Mr Pesutto has rejected those calls, saying he had never suggested that and therefore no apology was necessary.
How did we end up here?
- July 2022: City of Melton councillor Moira Deeming is preselected to contest the Western Metropolitan Region for the Liberal Party at the upcoming state election. Then-party leader Matthew Guy defends the preselection choice amid controversy over her views on transgender rights.
- November 2022: Moira Deeming is elected to the state’s upper house.
- February: In her inaugural speech to parliament, Ms Deeming says she’s a former teacher who comes from a family with a rich Labor tradition, but concern over individual rights being “sacrificed for coerced unity” drove her to the Liberal Party’s philosophy. She identifies concerns over transgender rights and treatments as a key area of focus for her.
- March 18: Ms Deeming attends an anti-transgender-rights rally at Parliament House, which is gatecrashed by neo-Nazis who perform Hitler salutes on the steps of Parliament. Ms Deeming denounces the actions of the masked men, later adding she was “horrified”.
- March 20: Victorian Liberal leader John Pesutto announces plans to expel Ms Deeming from the party. The issue he identifies is her involvement at a rally organised by activists he says had publicly associated with neo-Nazi figures. Ms Deeming defends herself, arguing she did “nothing wrong” and rejecting the suggestion any organisers were involved with the men who gatecrashed the protest.
- March 27: At a Liberal partyroom meeting, Moira Deeming is handed a nine-month suspension over her involvement in the rally, a compromise John Pesutto said was the result of “concessions” from Ms Deeming. Ms Deeming says her attendance was an “error of judgement” and says she has consistently and repeatedly condemned the “heinous views” expressed by neo-Nazis. She also reinforces her support for “the many diverse communities in Victoria” and states she is innocent of “any bigotry whatsoever toward the LGBTQI+ community”.
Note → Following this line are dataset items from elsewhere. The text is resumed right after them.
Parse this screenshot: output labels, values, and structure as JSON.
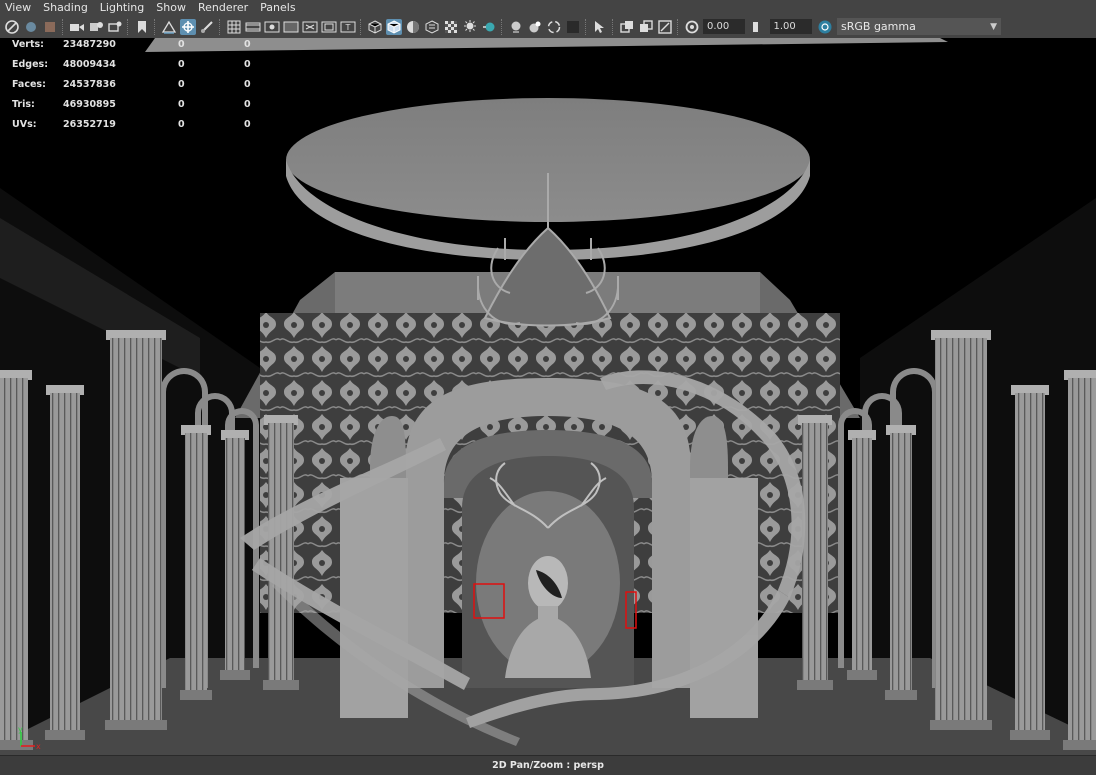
{
  "menu": [
    "View",
    "Shading",
    "Lighting",
    "Show",
    "Renderer",
    "Panels"
  ],
  "toolbar": {
    "exposure_value": "0.00",
    "gamma_value": "1.00",
    "color_space": "sRGB gamma",
    "icons": [
      "camera-select-icon",
      "camera-attributes-icon",
      "bookmarks-icon",
      "image-plane-icon",
      "2d-pan-zoom-icon",
      "grease-pencil-icon",
      "grid-icon",
      "film-gate-icon",
      "resolution-gate-icon",
      "gate-mask-icon",
      "field-chart-icon",
      "safe-action-icon",
      "safe-title-icon",
      "wireframe-icon",
      "smooth-shade-icon",
      "wireframe-on-shaded-icon",
      "textured-icon",
      "use-all-lights-icon",
      "shadows-icon",
      "screen-space-ao-icon",
      "motion-blur-icon",
      "multisample-aa-icon",
      "depth-of-field-icon",
      "isolate-select-icon",
      "xray-icon",
      "xray-joints-icon",
      "xray-components-icon",
      "exposure-icon",
      "gamma-icon",
      "color-management-icon"
    ]
  },
  "hud": {
    "rows": [
      {
        "label": "Verts:",
        "v1": "23487290",
        "v2": "0",
        "v3": "0"
      },
      {
        "label": "Edges:",
        "v1": "48009434",
        "v2": "0",
        "v3": "0"
      },
      {
        "label": "Faces:",
        "v1": "24537836",
        "v2": "0",
        "v3": "0"
      },
      {
        "label": "Tris:",
        "v1": "46930895",
        "v2": "0",
        "v3": "0"
      },
      {
        "label": "UVs:",
        "v1": "26352719",
        "v2": "0",
        "v3": "0"
      }
    ]
  },
  "axis": {
    "y_label": "y",
    "x_label": "x"
  },
  "status": {
    "text": "2D Pan/Zoom : persp"
  },
  "colors": {
    "ui_bg": "#444444",
    "viewport_bg": "#000000",
    "geometry": "#8a8a8a",
    "selection": "#e01010",
    "accent": "#5e8fb0"
  }
}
- March 28: After Ms Deeming publicly reassures protest organisers she never condemned them, Mr Pesutto warns the first-term MP she is “not off to a good start” on her suspension. Mr Pesutto knocks back suggestions the saga has dented his authority as leader.
- May 4: Tensions are reignited after Ms Deeming tells Mr Pesutto she plans to launch a legal challenge to her suspension, claiming “false allegations” were made about her associating with Nazism or bigotry. Mr Pesutto rebuffs the threat of legal action, saying nothing in a dossier circulated in March accused her of being a Nazi or having Nazi sympathies.
- May 6: Two days later, Ms Deeming walks back her intention to launch legal action, saying “I have never once considered suing the Liberal Party” and she only sought legal assistance to negotiate details of her suspension. Five MPs — former leader Matthew Guy, James Newbury, Cindy McLeish, Roma Britnell and Wayne Farnham — move an expulsion motion against Ms Deeming, to be voted on May 12.
- May 11: Ms Deeming sends Mr Pesutto a defamation concerns notice flagging potential legal action. The letter calls upon Mr Pesutto to withdraw the next day’s expulsion motion and issue a public apology to Ms Deeming.
- May 12: Liberal MPs vote to expel Ms Deeming from the parliamentary team, which Mr Pesutto hails as a “turning point” for the embattled opposition.
- May 14: Ms Deeming says she feels she was “relentlessly hunted” in the lead-up to her expulsion from the parliamentary party room and has no intention to quit her Liberal Party membership.